The good news is that it is an intriguing ride, from the clearly drawn characters, to the moments rich in humor or poignancy, to the audacious attempt to have Nim live with a family in an Upper West Side brownstone, to his time living at a university-owned estate, to his television appearances (on "Sesame Street" and "60 Minutes"), to a decade at an animal sanctuary in Texas - as well as the moments of Nim and/or other chimps eating pizza, drinking beer, smoking pot, going canoeing, going to church, all to varying degrees with humans. The partner-switching among the humans makes for simple, fleeting entertainment, and the behavior of Nim and other chimps - unpredictable, affectionate, needy, smart, hilarious, violent, impertinent, emotional - adds not just to the chaos, but to the interest. Like the chimp himself, "Nim Chimpsky" is never dull.

The last 10 of Nim's 26 years, at that Texas sanctuary, earn only 50 pages in the book. Those years seem relatively peaceful, and reading them offers relief, as it may have to Nim himself, who got to live with other chimps as well as with people.
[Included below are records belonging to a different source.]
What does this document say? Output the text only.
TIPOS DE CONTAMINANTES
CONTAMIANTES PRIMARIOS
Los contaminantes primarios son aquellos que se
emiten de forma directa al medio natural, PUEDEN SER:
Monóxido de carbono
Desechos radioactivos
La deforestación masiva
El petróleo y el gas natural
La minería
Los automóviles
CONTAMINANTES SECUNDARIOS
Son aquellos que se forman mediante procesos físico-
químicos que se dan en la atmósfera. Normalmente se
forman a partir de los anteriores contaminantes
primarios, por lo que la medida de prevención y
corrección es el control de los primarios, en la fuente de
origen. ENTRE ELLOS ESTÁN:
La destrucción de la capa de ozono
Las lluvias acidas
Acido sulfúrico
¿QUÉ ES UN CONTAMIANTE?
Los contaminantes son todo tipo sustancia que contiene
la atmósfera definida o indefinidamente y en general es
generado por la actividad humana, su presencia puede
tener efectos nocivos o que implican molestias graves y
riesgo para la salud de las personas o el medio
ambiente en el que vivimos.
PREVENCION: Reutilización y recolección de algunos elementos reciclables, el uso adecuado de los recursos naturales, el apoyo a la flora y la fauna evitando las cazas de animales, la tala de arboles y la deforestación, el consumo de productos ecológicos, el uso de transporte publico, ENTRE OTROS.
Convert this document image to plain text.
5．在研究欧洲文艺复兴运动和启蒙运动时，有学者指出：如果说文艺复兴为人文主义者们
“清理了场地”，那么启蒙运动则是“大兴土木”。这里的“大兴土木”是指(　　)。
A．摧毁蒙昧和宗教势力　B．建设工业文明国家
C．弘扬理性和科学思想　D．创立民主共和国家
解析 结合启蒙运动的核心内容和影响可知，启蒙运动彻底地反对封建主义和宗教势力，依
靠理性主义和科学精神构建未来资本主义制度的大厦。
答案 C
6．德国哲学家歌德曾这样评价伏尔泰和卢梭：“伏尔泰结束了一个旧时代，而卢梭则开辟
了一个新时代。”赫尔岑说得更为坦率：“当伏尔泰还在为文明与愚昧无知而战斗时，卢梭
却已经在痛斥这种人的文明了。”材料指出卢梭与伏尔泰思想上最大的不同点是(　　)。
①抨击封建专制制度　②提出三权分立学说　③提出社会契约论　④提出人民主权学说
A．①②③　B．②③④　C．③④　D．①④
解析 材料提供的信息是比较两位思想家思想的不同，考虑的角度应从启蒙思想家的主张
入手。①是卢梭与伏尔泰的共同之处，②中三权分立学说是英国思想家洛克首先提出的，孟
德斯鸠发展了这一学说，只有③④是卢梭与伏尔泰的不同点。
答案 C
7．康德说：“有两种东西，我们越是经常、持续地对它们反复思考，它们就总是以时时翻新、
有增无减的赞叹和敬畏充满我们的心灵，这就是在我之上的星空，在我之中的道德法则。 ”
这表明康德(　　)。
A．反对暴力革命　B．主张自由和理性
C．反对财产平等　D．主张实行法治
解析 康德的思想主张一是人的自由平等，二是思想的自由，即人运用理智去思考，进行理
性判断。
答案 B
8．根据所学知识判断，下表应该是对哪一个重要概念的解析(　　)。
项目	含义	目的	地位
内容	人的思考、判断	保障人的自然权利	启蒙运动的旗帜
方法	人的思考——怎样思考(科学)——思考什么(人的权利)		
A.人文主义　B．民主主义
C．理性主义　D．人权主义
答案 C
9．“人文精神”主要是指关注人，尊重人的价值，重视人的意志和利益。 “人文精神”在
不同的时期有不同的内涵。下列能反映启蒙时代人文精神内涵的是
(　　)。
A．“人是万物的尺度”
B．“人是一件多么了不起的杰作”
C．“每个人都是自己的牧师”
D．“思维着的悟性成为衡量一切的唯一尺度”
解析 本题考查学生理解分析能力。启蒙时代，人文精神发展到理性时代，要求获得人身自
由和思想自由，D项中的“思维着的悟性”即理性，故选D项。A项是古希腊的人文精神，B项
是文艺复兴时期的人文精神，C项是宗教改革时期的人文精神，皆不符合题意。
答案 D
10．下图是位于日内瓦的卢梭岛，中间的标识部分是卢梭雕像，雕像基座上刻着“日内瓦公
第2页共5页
The book's final paragraphs are the author's last shot to unify this fascinating agglomeration. What we get is Hess either contradicting herself or not explaining another person's contradictions. For when she writes that one of Nim's last caretakers "had come to understand that Nim was a chimpanzee - not a human, or an experiment, or a means to anything," then five sentences later notes that this caretaker "talked to Nim as if he were a person and a friend" whose "discussions . . . verged on the philosophical," it seems that her substantial reporting has proved too much to handle.

Epigraphs can be lofty crutches, and the convoluted one that precedes this story - "What is most unexpected is language / the way it threads us through and through / we the knots tied in the net / our lives the fish we catch in it," by a poet who appears in the book - qualifies: Language study thinly connects the people in this book, creating a "thread" more than any secure "knot."

In this compelling yet frustrating book, it's obvious that it's difficult to control not only a chimp, but the story of one.